In some embodiments, the execution module comprises: the first acquisition sub-module is used for counting the task data volume in each processor to obtain the total task data volume on the corresponding processor; the first processing sub-module is used for carrying out pre-scheduling according to a preset scheduling algorithm to schedule tasks to each processor one by one; a second processing sub-module for calculating a total delay estimate for all processors based on the pre-scheduling result and the total task amount; and the first execution sub-module is used for evaluating various pre-scheduling results, and binding threads of the ready node tasks on a pre-scheduling processor with the minimum total delay estimation for data processing.
In some embodiments, the first execution submodule includes: a second obtaining sub-module, configured to calculate a data transfer time estimate edge=sum of times when all input data is copied from a NUMA node where a predecessor node is located to a NUMA node where the processor is located for an edge of the node task on the dependency DAG graph; the third obtaining submodule is used for obtaining the total data capacity of the node tasks on each processor core and the capacity share of the final cache to obtain the ratio k of the total data capacity to the cache; and a second execution sub-module, configured to calculate a total delay estimate td=ridge+total data capacity λ for each processing core, where λ is an empirical value.
In some embodiments, the nodes of the remaining unassigned threads are offline ready nodes and offline direct subsequent nodes, and the execution module is further configured to track a ready state of an online blocking node according to a precedence dependency relationship in the PCB, where the ready state of the offline direct subsequent nodes is provided with a state tracking support by a user code or a user state runtime.
The data processing device of the data flow acquires a dependency relationship DAG graph of a node task and data traffic from a process block PCB of a program, wherein nodes in the dependency relationship DAG graph represent the node task, and edges connected with the nodes of the dependency relationship DAG graph represent the transmission quantity and the data traffic of the node task; distributing threads for node tasks according to the total amount of ready nodes, direct subsequent nodes and system threads in the dependency relationship DAG graph; and scheduling the threads according to the system load, the node task communication relationship and the traffic of the current processor. The embodiment of the invention provides a supporting method of the data stream execution mode on the operating system level, so that the efficiency and the optimizable space are greatly improved.
In order to solve the technical problems, the embodiment of the invention also provides computer equipment. Referring specifically to fig. 4, fig. 4 is a basic structural block diagram of a computer device according to the present embodiment.

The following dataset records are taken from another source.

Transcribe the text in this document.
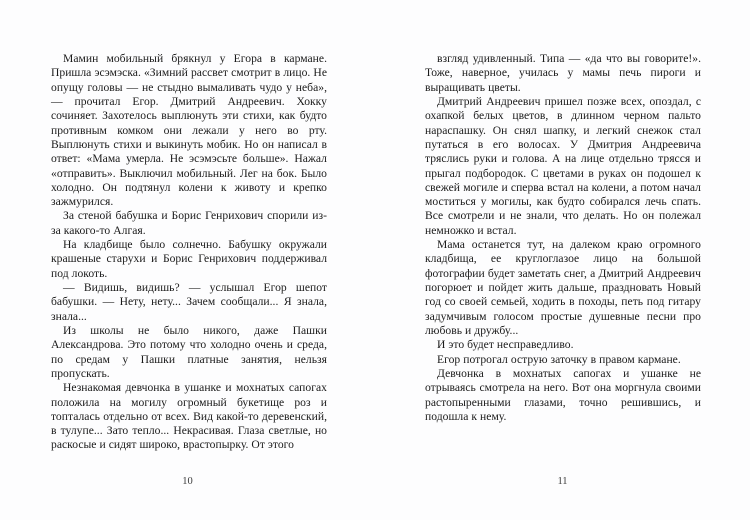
Мамин мобильный брякнул у Егора в кармане. Пришла эсэмэска. «Зимний рассвет смотрит в лицо. Не опущу головы — не стыдно вымаливать чудо у неба», — прочитал Егор. Дмитрий Андреевич. Хокку сочиняет. Захотелось выплюнуть эти стихи, как будто противным комком они лежали у него во рту. Выплюнуть стихи и выкинуть мобик. Но он написал в ответ: «Мама умерла. Не эсэмэсьте больше». Нажал «отправить». Выключил мобильный. Лег на бок. Было холодно. Он подтянул колени к животу и крепко зажмурился.

За стеной бабушка и Борис Генрихович спорили из-за какого-то Алгая.

На кладбище было солнечно. Бабушку окружали крашеные старухи и Борис Генрихович поддерживал под локоть.

— Видишь, видишь? — услышал Егор шепот бабушки. — Нету, нету... Зачем сообщали... Я знала, знала...

Из школы не было никого, даже Пашки Александрова. Это потому что холодно очень и среда, по средам у Пашки платные занятия, нельзя пропускать.

Незнакомая девчонка в ушанке и мохнатых сапогах положила на могилу огромный букетище роз и топталась отдельно от всех. Вид какой-то деревенский, в тулупе... Зато тепло... Некрасивая. Глаза светлые, но раскосые и сидят широко, врастопырку. От этого

10

взгляд удивленный. Типа — «да что вы говорите!». Тоже, наверное, училась у мамы печь пироги и выращивать цветы.

Дмитрий Андреевич пришел позже всех, опоздал, с охапкой белых цветов, в длинном черном пальто нараспашку. Он снял шапку, и легкий снежок стал путаться в его волосах. У Дмитрия Андреевича тряслись руки и голова. А на лице отдельно трясся и прыгал подбородок. С цветами в руках он подошел к свежей могиле и сперва встал на колени, а потом начал моститься у могилы, как будто собирался лечь спать. Все смотрели и не знали, что делать. Но он полежал немножко и встал.

Мама останется тут, на далеком краю огромного кладбища, ее круглоглазое лицо на большой фотографии будет заметать снег, а Дмитрий Андреевич погорюет и пойдет жить дальше, праздновать Новый год со своей семьей, ходить в походы, петь под гитару задумчивым голосом простые душевные песни про любовь и дружбу...

И это будет несправедливо.

Егор потрогал острую заточку в правом кармане.

Девчонка в мохнатых сапогах и ушанке не отрываясь смотрела на него. Вот она моргнула своими растопыренными глазами, точно решившись, и подошла к нему.

11
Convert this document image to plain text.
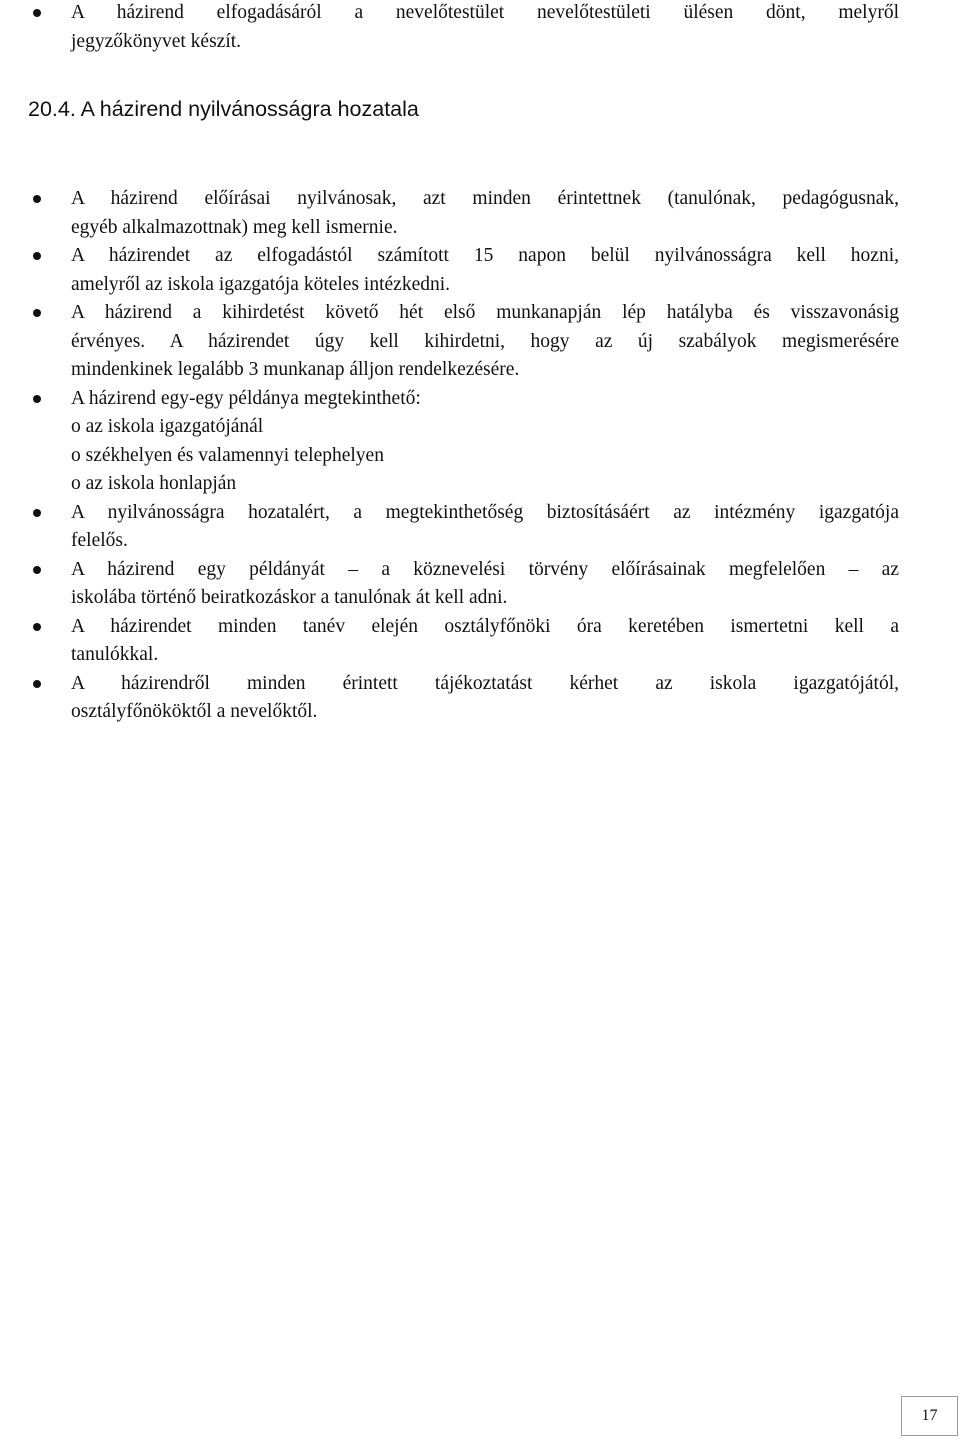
A házirend elfogadásáról a nevelőtestület nevelőtestületi ülésen dönt, melyről
jegyzőkönyvet készít.
20.4. A házirend nyilvánosságra hozatala
A házirend előírásai nyilvánosak, azt minden érintettnek (tanulónak, pedagógusnak,
egyéb alkalmazottnak) meg kell ismernie.
A házirendet az elfogadástól számított 15 napon belül nyilvánosságra kell hozni,
amelyről az iskola igazgatója köteles intézkedni.
A házirend a kihirdetést követő hét első munkanapján lép hatályba és visszavonásig
érvényes. A házirendet úgy kell kihirdetni, hogy az új szabályok megismerésére
mindenkinek legalább 3 munkanap álljon rendelkezésére.
A házirend egy-egy példánya megtekinthető:
o az iskola igazgatójánál
o székhelyen és valamennyi telephelyen
o az iskola honlapján
A nyilvánosságra hozatalért, a megtekinthetőség biztosításáért az intézmény igazgatója
felelős.
A házirend egy példányát – a köznevelési törvény előírásainak megfelelően – az
iskolába történő beiratkozáskor a tanulónak át kell adni.
A házirendet minden tanév elején osztályfőnöki óra keretében ismertetni kell a
tanulókkal.
A házirendről minden érintett tájékoztatást kérhet az iskola igazgatójától,
osztályfőnököktől a nevelőktől.
17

As shown in fig. 4, the internal structure of the computer device is schematically shown. As shown in fig. 4, the computer device includes a processor, a non-volatile storage medium, a memory, and a network interface connected by a system bus. The non-volatile storage medium of the computer device stores an operating system, a database, and computer readable instructions, where the database may store a control information sequence, and the computer readable instructions, when executed by the processor, may cause the processor to implement an image processing method. The processor of the computer device is used to provide computing and control capabilities, supporting the operation of the entire computer device. The memory of the computer device may have stored therein computer readable instructions that, when executed by the processor, cause the processor to perform an image processing method. The network interface of the computer device is for communicating with a terminal connection. Those skilled in the art will appreciate that the structures shown in FIG. 4 are block diagrams only and do not constitute a limitation of the computer device on which the present aspects apply, and that a particular computer device may include more or less components than those shown, or may combine some of the components, or have a different arrangement of components.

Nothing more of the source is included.